Regulators in Nevada on Tuesday gave the final sign-off to cannabis consumption lounges, paving the way for the establishments to perhaps open up by year’s end.

The state’s Cannabis Compliance Board voted on a slate of regulations for the lounges, a crucial regulatory hurdle in a process that has been nearly a year in the making.

According to local news station KLAS, some of the regulations approved by the board on Tuesday “included safety protocols at lounges, training requirements for staff, and location requirements for the lounges,” such as “certain distances from locations such as schools and community facilities.”

It was last August when Nevada lawmakers approved funding that had been requested by the Cannabis Compliance Board to hire staff and provide other support in the regulation of the lounges.

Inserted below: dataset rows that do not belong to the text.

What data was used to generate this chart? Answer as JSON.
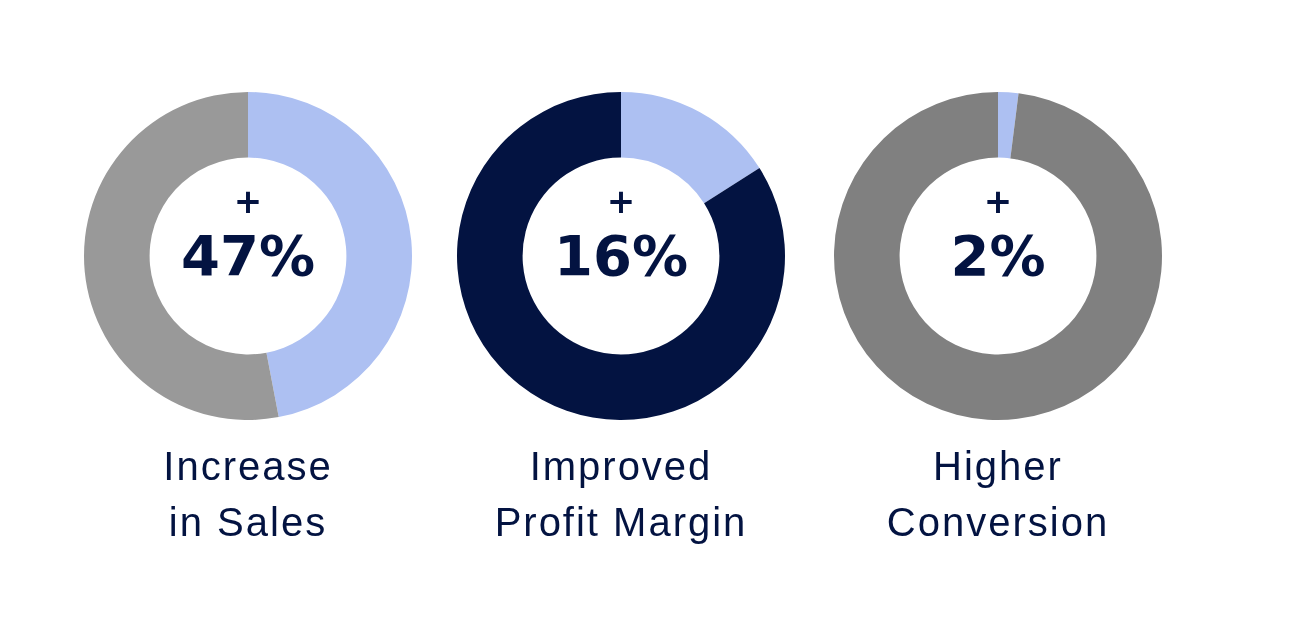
{
  "chart_data": [
    {
      "type": "donut",
      "title": "Increase\nin Sales",
      "categories": [
        null,
        null
      ],
      "values": [
        47,
        53
      ],
      "colors": [
        "#adc0f2",
        "#999999"
      ],
      "value_labels": [
        "47%",
        null
      ],
      "annotations": [
        "+"
      ]
    },
    {
      "type": "donut",
      "title": "Improved\nProfit Margin",
      "categories": [
        null,
        null
      ],
      "values": [
        16,
        84
      ],
      "colors": [
        "#adc0f2",
        "#031341"
      ],
      "value_labels": [
        "16%",
        null
      ],
      "annotations": [
        "+"
      ]
    },
    {
      "type": "donut",
      "title": "Higher\nConversion",
      "categories": [
        null,
        null
      ],
      "values": [
        2,
        98
      ],
      "colors": [
        "#adc0f2",
        "#808080"
      ],
      "value_labels": [
        "2%",
        null
      ],
      "annotations": [
        "+"
      ]
    }
  ]
}
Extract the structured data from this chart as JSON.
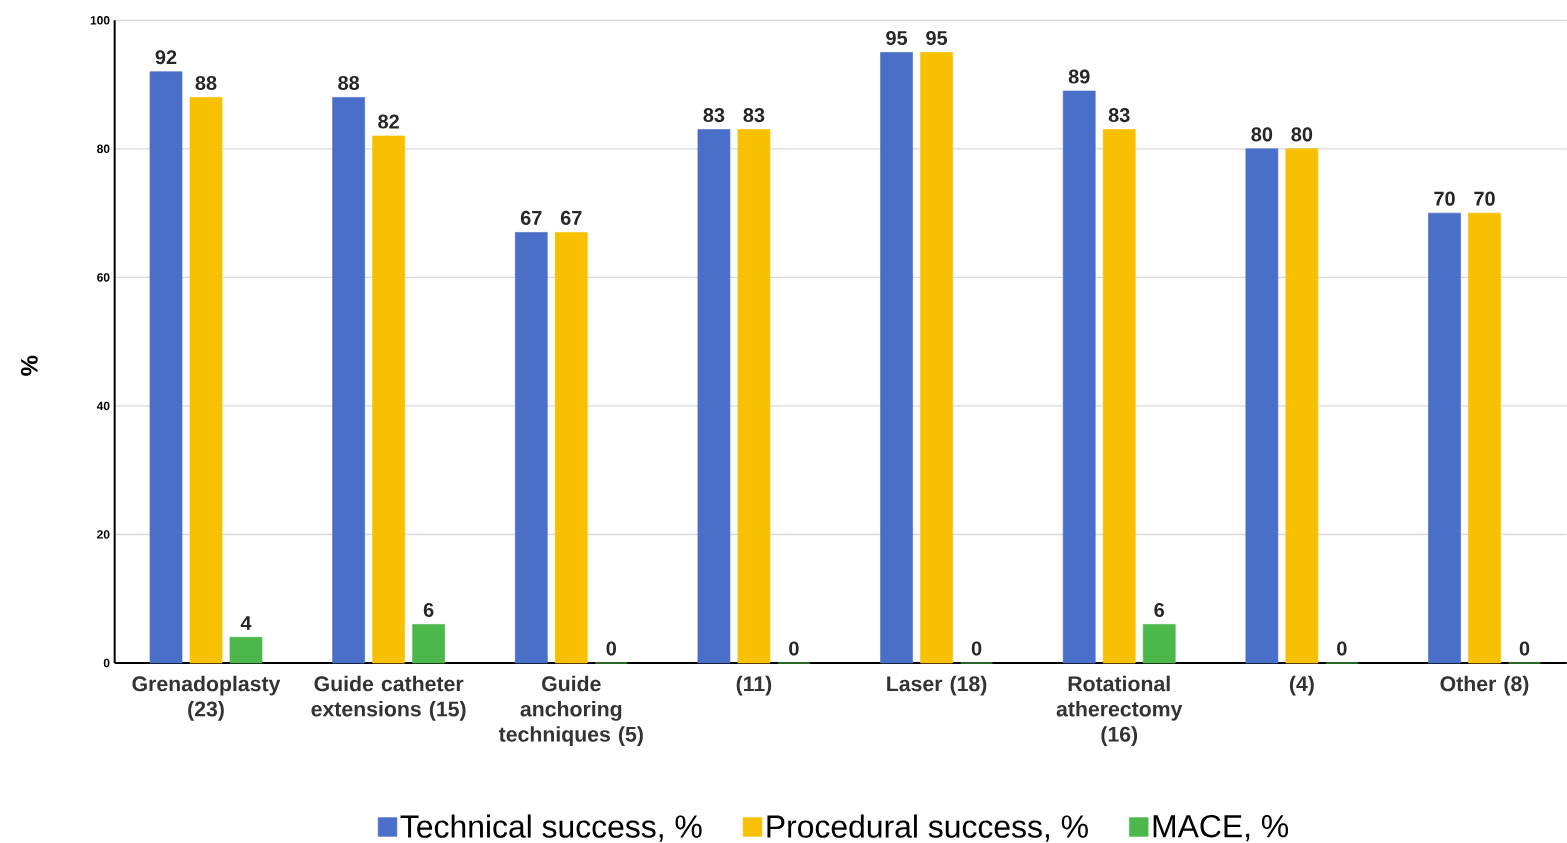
{
  "chart_data": {
    "type": "bar",
    "ylabel": "%",
    "categories": [
      "Grenadoplasty (23)",
      "Guide catheter extensions (15)",
      "Guide anchoring techniques (5)",
      "(11)",
      "Laser (18)",
      "Rotational atherectomy (16)",
      "(4)",
      "Other (8)"
    ],
    "series": [
      {
        "name": "Technical success, %",
        "color": "#4a6fc8",
        "values": [
          92,
          88,
          67,
          83,
          95,
          89,
          80,
          70
        ]
      },
      {
        "name": "Procedural success, %",
        "color": "#f7c000",
        "values": [
          88,
          82,
          67,
          83,
          95,
          83,
          80,
          70
        ]
      },
      {
        "name": "MACE, %",
        "color": "#4cb84c",
        "values": [
          4,
          6,
          0,
          0,
          0,
          6,
          0,
          0
        ]
      }
    ],
    "ylim": [
      0,
      100
    ],
    "yticks": [
      0,
      20,
      40,
      60,
      80,
      100
    ],
    "grid": "y",
    "legend": "bottom",
    "data_labels": true
  }
}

The Nevada Independent reported at the time that a legislative committee “unanimously approved three items that will provide the [Cannabis Compliance Board] with funds to hire more staff, work with the state attorney general’s office to hammer out regulations, and direct cannabis revenue toward education funding.”

Tyler Klimas, the executive director of the Cannabis Compliance Board, told the legislative committee at the time that the additional funding helped put the state on track to have the lounges open “at least the first quarter, or the first half of 2022.”

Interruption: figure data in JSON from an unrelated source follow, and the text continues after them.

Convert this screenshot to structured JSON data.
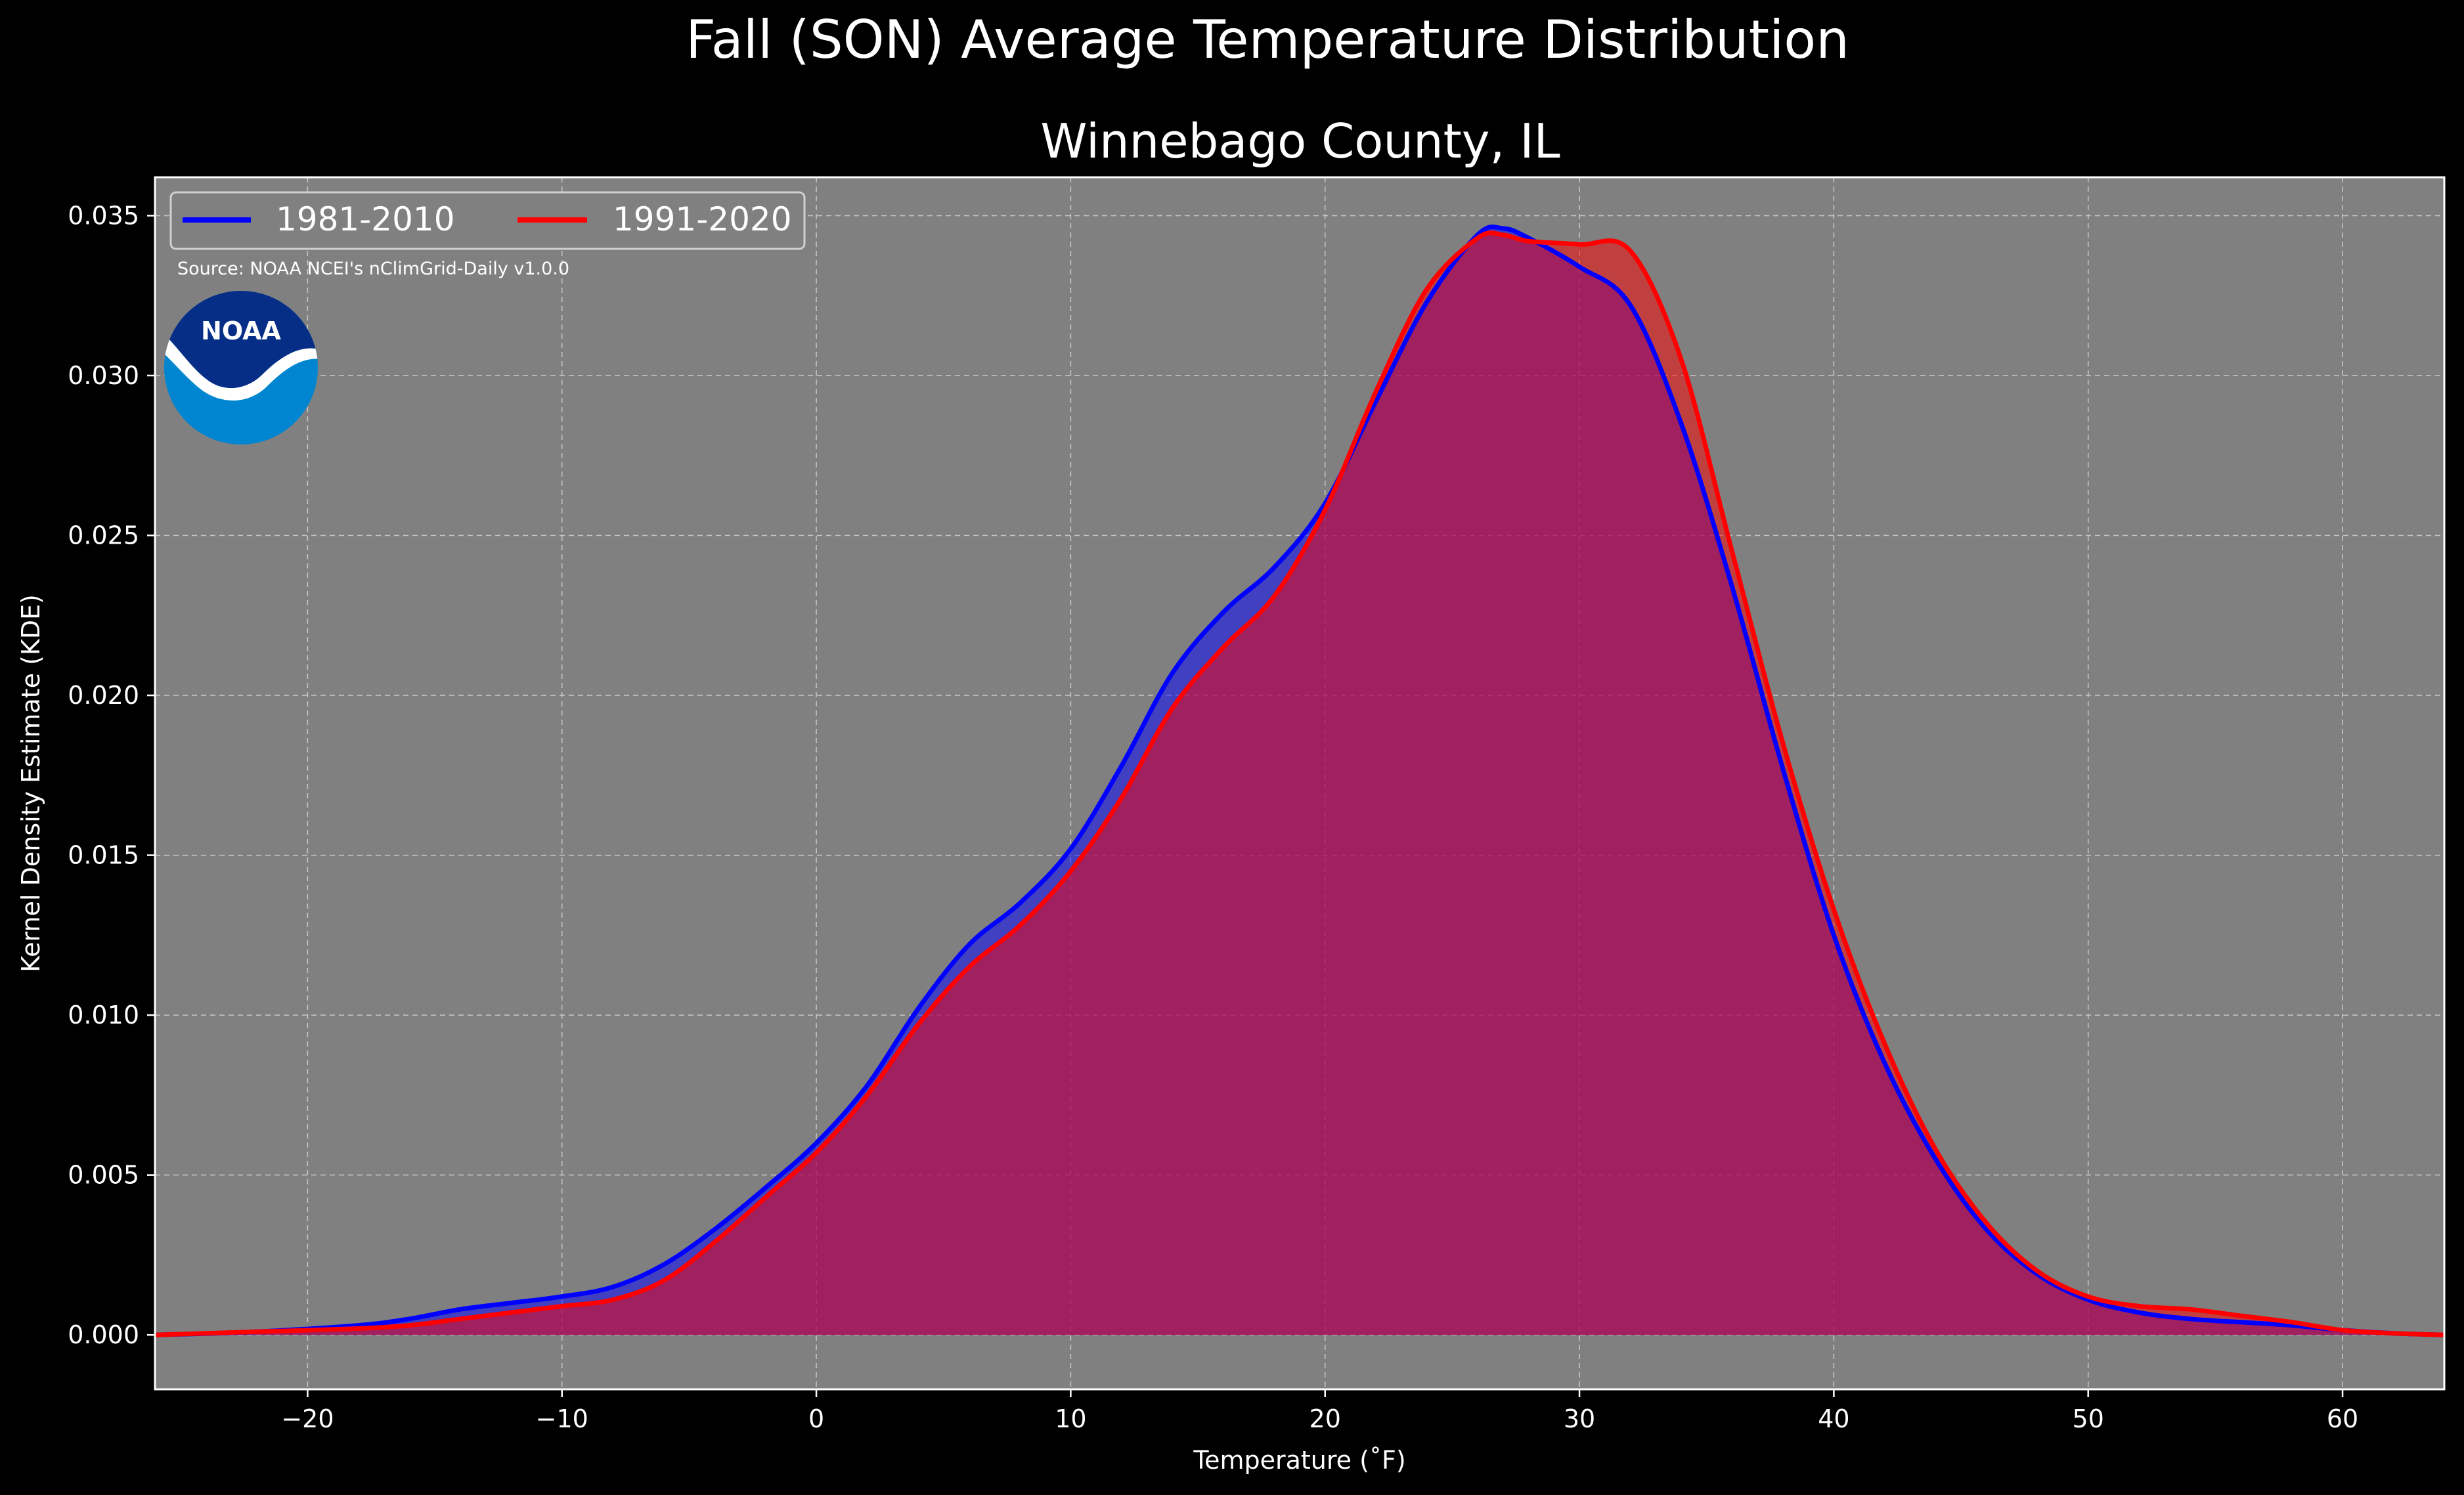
{
  "chart_data": {
    "type": "area",
    "title": "Fall (SON) Average Temperature Distribution",
    "subtitle": "Winnebago County, IL",
    "xlabel": "Temperature ($^\\circ$F)",
    "xlabel_display": "Temperature (˚F)",
    "ylabel": "Kernel Density Estimate (KDE)",
    "source_note": "Source: NOAA NCEI's nClimGrid-Daily v1.0.0",
    "logo_text": "NOAA",
    "xlim": [
      -26,
      64
    ],
    "ylim": [
      -0.0017,
      0.0362
    ],
    "x_ticks": [
      -20,
      -10,
      0,
      10,
      20,
      30,
      40,
      50,
      60
    ],
    "x_tick_labels": [
      "−20",
      "−10",
      "0",
      "10",
      "20",
      "30",
      "40",
      "50",
      "60"
    ],
    "y_ticks": [
      0.0,
      0.005,
      0.01,
      0.015,
      0.02,
      0.025,
      0.03,
      0.035
    ],
    "y_tick_labels": [
      "0.000",
      "0.005",
      "0.010",
      "0.015",
      "0.020",
      "0.025",
      "0.030",
      "0.035"
    ],
    "grid": true,
    "legend_position": "top-left",
    "background_color": "#000000",
    "plot_background_color": "#808080",
    "series": [
      {
        "name": "1981-2010",
        "color": "#0000ff",
        "fill_color": "#0000ff",
        "points": [
          [
            -26,
            0.0
          ],
          [
            -22,
            0.0001
          ],
          [
            -18,
            0.0003
          ],
          [
            -16,
            0.0005
          ],
          [
            -14,
            0.0008
          ],
          [
            -12,
            0.001
          ],
          [
            -10,
            0.0012
          ],
          [
            -8,
            0.0015
          ],
          [
            -6,
            0.0022
          ],
          [
            -4,
            0.0033
          ],
          [
            -2,
            0.0046
          ],
          [
            0,
            0.006
          ],
          [
            2,
            0.0078
          ],
          [
            4,
            0.0102
          ],
          [
            6,
            0.0122
          ],
          [
            8,
            0.0135
          ],
          [
            10,
            0.0152
          ],
          [
            12,
            0.0178
          ],
          [
            14,
            0.0207
          ],
          [
            16,
            0.0226
          ],
          [
            18,
            0.024
          ],
          [
            20,
            0.026
          ],
          [
            22,
            0.0292
          ],
          [
            24,
            0.0323
          ],
          [
            26,
            0.0344
          ],
          [
            27,
            0.0346
          ],
          [
            28,
            0.0343
          ],
          [
            30,
            0.0334
          ],
          [
            32,
            0.0322
          ],
          [
            34,
            0.0285
          ],
          [
            36,
            0.0234
          ],
          [
            38,
            0.0177
          ],
          [
            40,
            0.0125
          ],
          [
            42,
            0.0085
          ],
          [
            44,
            0.0055
          ],
          [
            46,
            0.0033
          ],
          [
            48,
            0.0019
          ],
          [
            50,
            0.0011
          ],
          [
            52,
            0.0007
          ],
          [
            54,
            0.0005
          ],
          [
            56,
            0.0004
          ],
          [
            58,
            0.0003
          ],
          [
            60,
            0.00015
          ],
          [
            62,
            5e-05
          ],
          [
            64,
            0.0
          ]
        ]
      },
      {
        "name": "1991-2020",
        "color": "#ff0000",
        "fill_color": "#ff0000",
        "points": [
          [
            -26,
            0.0
          ],
          [
            -22,
            0.0001
          ],
          [
            -18,
            0.0002
          ],
          [
            -16,
            0.0003
          ],
          [
            -14,
            0.0005
          ],
          [
            -12,
            0.0007
          ],
          [
            -10,
            0.0009
          ],
          [
            -8,
            0.0011
          ],
          [
            -6,
            0.0017
          ],
          [
            -4,
            0.0029
          ],
          [
            -2,
            0.0043
          ],
          [
            0,
            0.0057
          ],
          [
            2,
            0.0075
          ],
          [
            4,
            0.0097
          ],
          [
            6,
            0.0115
          ],
          [
            8,
            0.0128
          ],
          [
            10,
            0.0145
          ],
          [
            12,
            0.0168
          ],
          [
            14,
            0.0196
          ],
          [
            16,
            0.0215
          ],
          [
            18,
            0.0231
          ],
          [
            20,
            0.0258
          ],
          [
            22,
            0.0295
          ],
          [
            24,
            0.0327
          ],
          [
            26,
            0.0343
          ],
          [
            27,
            0.0344
          ],
          [
            28,
            0.0342
          ],
          [
            30,
            0.0341
          ],
          [
            32,
            0.0339
          ],
          [
            34,
            0.0305
          ],
          [
            36,
            0.0245
          ],
          [
            38,
            0.0185
          ],
          [
            40,
            0.0133
          ],
          [
            42,
            0.0091
          ],
          [
            44,
            0.0058
          ],
          [
            46,
            0.0035
          ],
          [
            48,
            0.002
          ],
          [
            50,
            0.0012
          ],
          [
            52,
            0.0009
          ],
          [
            54,
            0.0008
          ],
          [
            56,
            0.0006
          ],
          [
            58,
            0.0004
          ],
          [
            60,
            0.00015
          ],
          [
            62,
            5e-05
          ],
          [
            64,
            0.0
          ]
        ]
      }
    ]
  }
}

“Not only to see the lounges open, but then also the first part is where we would start to realize that revenue,” he said at the time.

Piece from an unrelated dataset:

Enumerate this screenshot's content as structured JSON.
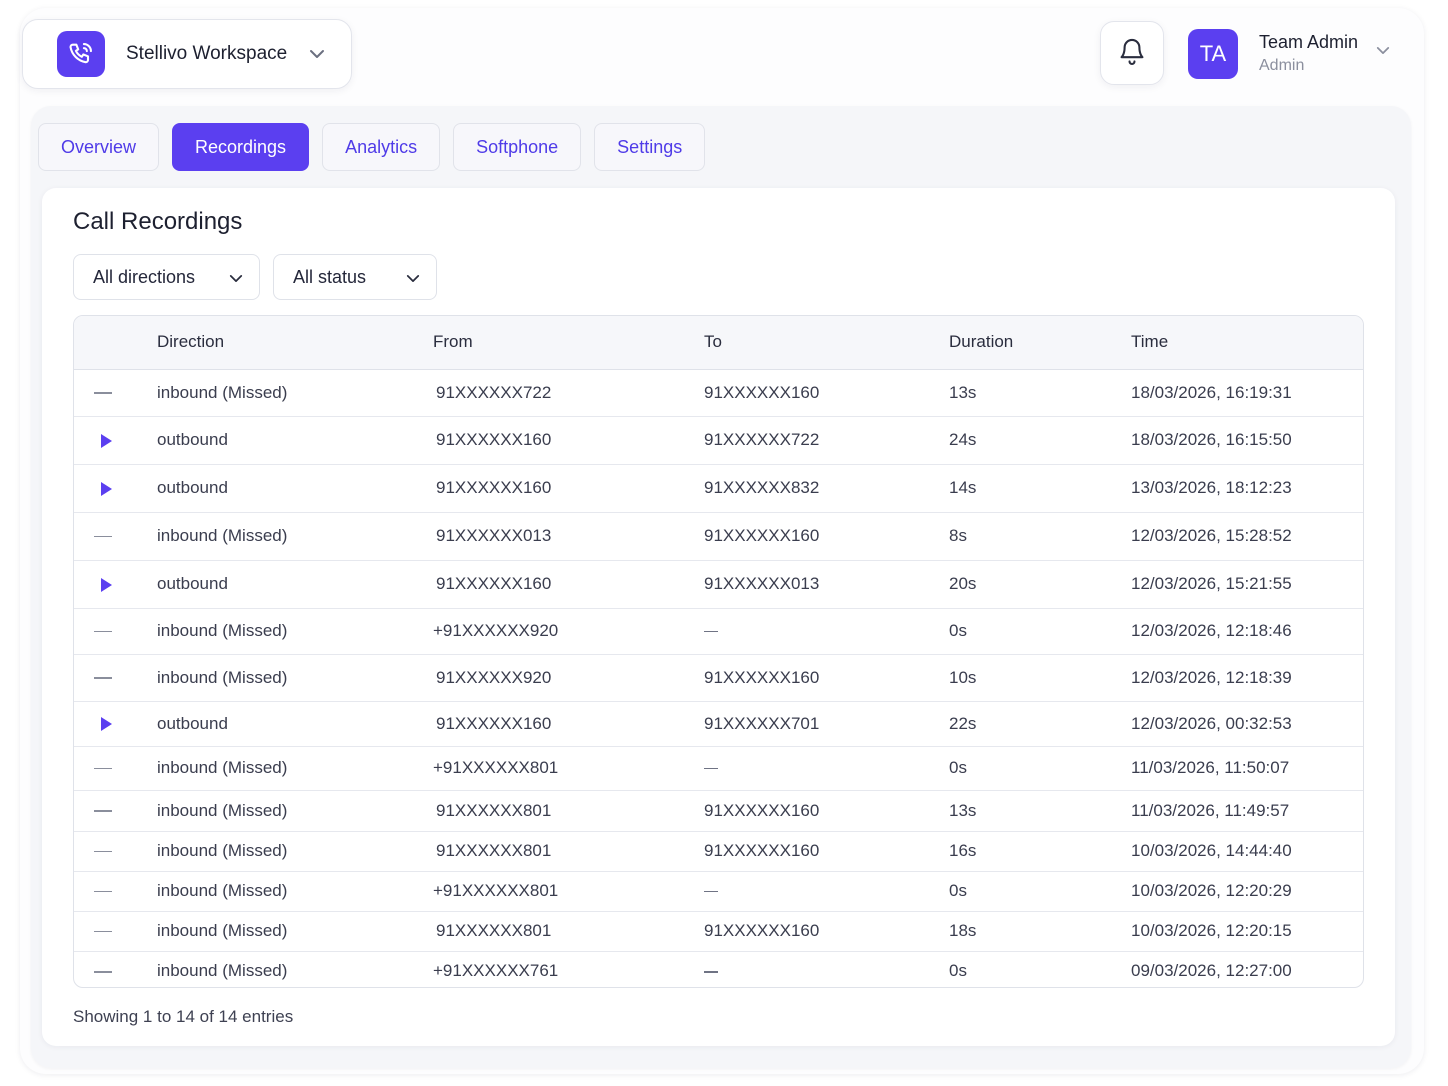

Tuesday’s vote apparently keeps that timetable in place, with the Las Vegas Sun reporting that the board said the “first state-sanctioned cannabis consumption lounges could potentially open before the end of the year.”

It has been a long time coming for the Cannabis Compliance Board, which noted in a press release on Tuesday that it held 15 public meetings to go over potential regulations for the consumption lounges.

The board also provided details for prospective lounge owners.

“In addition to outlining the licensing and operation of consumption lounges, regulations approved today lay the groundwork for greater inclusion within Nevada’s cannabis industry,” the board said in the press release. “All applicants must submit a diversity plan, summarizing actionable steps and goals for meaningful inclusion. Additionally, half of the independent consumption lounge licenses in the initial round must be awarded to social equity applicants.”

“Prior to an open licensing period, the [Cannabis Compliance Board] plans to roll out tools and resources including worksheets, video tutorials and live webinars in order to ensure interested parties have access to the same information and are able to successfully submit an application,” the release continued. “The CCB expects to open the first licensing round for consumption lounges in the Fall, allowing for the first consumption lounges to open as early as the end of the year.”

Local news outlet KLAS reported that the Cannabis Compliance Board expects “40 to 45 applications for lounges attached to retail shops and 20 independent shops, 10 of which will go to social equity applicants.”

“What we are looking for is the impacts of drug policy on individuals and members of the community. We are looking at poverty level, we are looking at any past convictions of cannabis,” Klimas said, as quoted by KLAS.

Nevada legalized recreational cannabis use for adults back in 2017, but consumption has been confined to the private homes of individuals. That, of course, hasn’t stopped people from toking up in public. As The Street said, “while it is not technically legal to light up a joint while walking the Strip…the aroma in the air suggests that it’s happening quite regularly.”